Jak czytamy w komunikacie firmy, to największe jak dotąd zmiany w jej usłudze. Generalnie Airbnb wraca do idei, z której wyrosło - dzielenia się wolnymi pokojami przez właścicieli mieszkań i domów. Po pierwsze - przekonuje - taka formuła noclegu jest tania (ponad 80 procent pokoi prywatnych kosztuje poniżej 100 dolarów za noc, a średnia stawka za pokój to około 67 dolarów za noc), po drugie - "pobyt u gospodarza to świetny sposób, by poznać kogoś nowego i poczuć się jak u siebie w domu".
"Uważamy, że ta idea jest teraz ważniejsza niż kiedykolwiek wcześniej. W obecnej sytuacji gospodarczej ludzie chcą podróżować ekonomicznie, a po latach izolacji podczas pandemii szukają sposobów na kontakt z innymi i doświadczania czegoś autentycznego".
Dlatego firma wprowadza "Airbnb pokoje" z ponad milionem ofert.

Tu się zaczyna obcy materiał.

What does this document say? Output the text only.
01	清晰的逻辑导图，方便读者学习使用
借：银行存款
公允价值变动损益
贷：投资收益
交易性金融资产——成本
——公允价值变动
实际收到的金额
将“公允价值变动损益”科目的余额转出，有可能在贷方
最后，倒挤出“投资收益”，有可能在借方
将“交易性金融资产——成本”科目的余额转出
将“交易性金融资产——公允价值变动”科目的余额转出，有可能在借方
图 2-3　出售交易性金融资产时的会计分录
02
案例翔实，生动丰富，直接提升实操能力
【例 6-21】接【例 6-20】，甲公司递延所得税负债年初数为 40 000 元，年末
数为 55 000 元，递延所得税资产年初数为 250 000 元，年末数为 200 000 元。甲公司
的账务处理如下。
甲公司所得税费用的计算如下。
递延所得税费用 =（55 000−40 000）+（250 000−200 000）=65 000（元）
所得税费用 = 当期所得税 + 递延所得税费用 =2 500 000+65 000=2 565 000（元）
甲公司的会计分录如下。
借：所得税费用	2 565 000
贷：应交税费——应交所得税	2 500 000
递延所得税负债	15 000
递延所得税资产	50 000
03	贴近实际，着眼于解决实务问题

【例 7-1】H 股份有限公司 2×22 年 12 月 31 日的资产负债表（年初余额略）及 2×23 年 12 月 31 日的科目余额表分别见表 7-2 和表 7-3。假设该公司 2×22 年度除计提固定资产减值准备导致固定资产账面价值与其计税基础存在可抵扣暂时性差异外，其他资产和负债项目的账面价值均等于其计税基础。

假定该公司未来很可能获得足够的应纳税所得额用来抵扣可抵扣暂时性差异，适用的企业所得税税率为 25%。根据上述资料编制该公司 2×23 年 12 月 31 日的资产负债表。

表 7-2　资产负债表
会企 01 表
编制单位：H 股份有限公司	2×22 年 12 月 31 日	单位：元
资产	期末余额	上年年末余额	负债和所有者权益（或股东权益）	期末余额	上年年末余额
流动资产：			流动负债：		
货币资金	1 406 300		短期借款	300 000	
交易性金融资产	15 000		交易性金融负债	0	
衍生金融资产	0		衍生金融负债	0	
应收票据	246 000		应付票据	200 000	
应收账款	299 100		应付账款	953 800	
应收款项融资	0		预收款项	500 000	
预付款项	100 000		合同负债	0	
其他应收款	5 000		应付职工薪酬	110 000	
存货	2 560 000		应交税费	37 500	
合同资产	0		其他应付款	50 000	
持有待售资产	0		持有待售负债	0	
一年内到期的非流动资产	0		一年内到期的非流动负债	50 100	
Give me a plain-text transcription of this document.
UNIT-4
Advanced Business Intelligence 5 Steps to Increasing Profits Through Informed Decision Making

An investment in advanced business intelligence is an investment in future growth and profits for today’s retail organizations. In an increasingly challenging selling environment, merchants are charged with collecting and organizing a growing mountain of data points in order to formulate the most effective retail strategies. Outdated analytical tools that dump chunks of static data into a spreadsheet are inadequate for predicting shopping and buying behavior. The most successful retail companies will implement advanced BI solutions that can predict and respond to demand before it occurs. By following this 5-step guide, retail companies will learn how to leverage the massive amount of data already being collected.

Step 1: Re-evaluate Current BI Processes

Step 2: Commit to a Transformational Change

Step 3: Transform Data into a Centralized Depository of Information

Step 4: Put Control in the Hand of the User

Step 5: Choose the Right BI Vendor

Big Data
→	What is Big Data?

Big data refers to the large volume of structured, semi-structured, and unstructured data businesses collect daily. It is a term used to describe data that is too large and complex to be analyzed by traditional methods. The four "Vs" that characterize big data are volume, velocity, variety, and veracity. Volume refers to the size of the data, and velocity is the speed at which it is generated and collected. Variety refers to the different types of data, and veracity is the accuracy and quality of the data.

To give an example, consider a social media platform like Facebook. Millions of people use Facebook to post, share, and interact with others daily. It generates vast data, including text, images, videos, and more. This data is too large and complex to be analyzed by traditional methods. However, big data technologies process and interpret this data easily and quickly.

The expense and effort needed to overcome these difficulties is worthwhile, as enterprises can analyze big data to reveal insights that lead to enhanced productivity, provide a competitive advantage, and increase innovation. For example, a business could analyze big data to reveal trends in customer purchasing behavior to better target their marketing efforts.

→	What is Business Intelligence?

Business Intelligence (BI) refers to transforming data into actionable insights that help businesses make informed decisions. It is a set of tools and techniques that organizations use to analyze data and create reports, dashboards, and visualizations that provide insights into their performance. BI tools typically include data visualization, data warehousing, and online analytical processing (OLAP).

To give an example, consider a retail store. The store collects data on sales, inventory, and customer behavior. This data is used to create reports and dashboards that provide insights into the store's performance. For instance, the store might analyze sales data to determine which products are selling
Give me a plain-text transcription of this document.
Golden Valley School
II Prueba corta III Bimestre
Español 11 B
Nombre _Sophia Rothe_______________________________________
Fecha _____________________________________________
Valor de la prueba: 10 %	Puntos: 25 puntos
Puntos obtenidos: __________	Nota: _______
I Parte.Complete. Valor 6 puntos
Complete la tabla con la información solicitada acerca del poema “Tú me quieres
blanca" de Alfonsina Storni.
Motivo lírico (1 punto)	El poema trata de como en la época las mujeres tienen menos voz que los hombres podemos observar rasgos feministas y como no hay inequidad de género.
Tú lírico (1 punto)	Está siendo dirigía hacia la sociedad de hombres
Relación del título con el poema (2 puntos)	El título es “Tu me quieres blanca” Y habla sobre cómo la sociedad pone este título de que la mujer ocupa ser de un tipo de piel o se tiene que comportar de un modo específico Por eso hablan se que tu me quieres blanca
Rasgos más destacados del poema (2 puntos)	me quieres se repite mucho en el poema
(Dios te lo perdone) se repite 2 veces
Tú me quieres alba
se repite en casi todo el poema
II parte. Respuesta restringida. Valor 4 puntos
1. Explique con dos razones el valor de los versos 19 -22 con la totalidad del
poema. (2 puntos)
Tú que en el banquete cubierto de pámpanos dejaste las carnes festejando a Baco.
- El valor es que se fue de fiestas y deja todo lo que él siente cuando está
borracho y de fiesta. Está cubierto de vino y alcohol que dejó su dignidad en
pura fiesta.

A przy każdej zamieszcza wizytówkę gospodarza, dzięki której goście mogą poznać tę osobę przed zarezerwowaniem pobytu. "Wystarczy kliknąć, aby zobaczyć większe zdjęcie gospodarza i szczegóły, którymi dzieli się on z potencjalnymi gośćmi. Są to na przykład informacje, gdzie chodził do szkoły, czym zajmuje się zawodowo, ciekawostki na jego temat czy gotowość do spotkań z gośćmi podczas pobytu".
- Z marką "Airbnb pokoje" wracamy do idei, od której wszystko się zaczęło – do naszego założycielskiego etosu współdzielenia – mówi cytowany w komunikacie współzałożyciel i prezes Airbnb Brian Chesky. - Pokoje udostępniane na Airbnb są często tańsze niż hotele i pozwalają poznać miasto w najbardziej autentyczny sposób. To esencja Airbnb.
Firma udoskonaliła też filtry do wyszukiwania i dodała funkcje chroniące prywatność korzystających z noclegów u obcych ludzi. Na nowo zaprojektowała na przykład filtr „rodzaj miejsca”, aby ułatwić przełączanie się między pokojami Airbnb, całymi domami lub wszystkimi rodzajami miejsc. Łatwiej teraz też sprawdzić średnią cenę dla każdego rodzaju miejsca.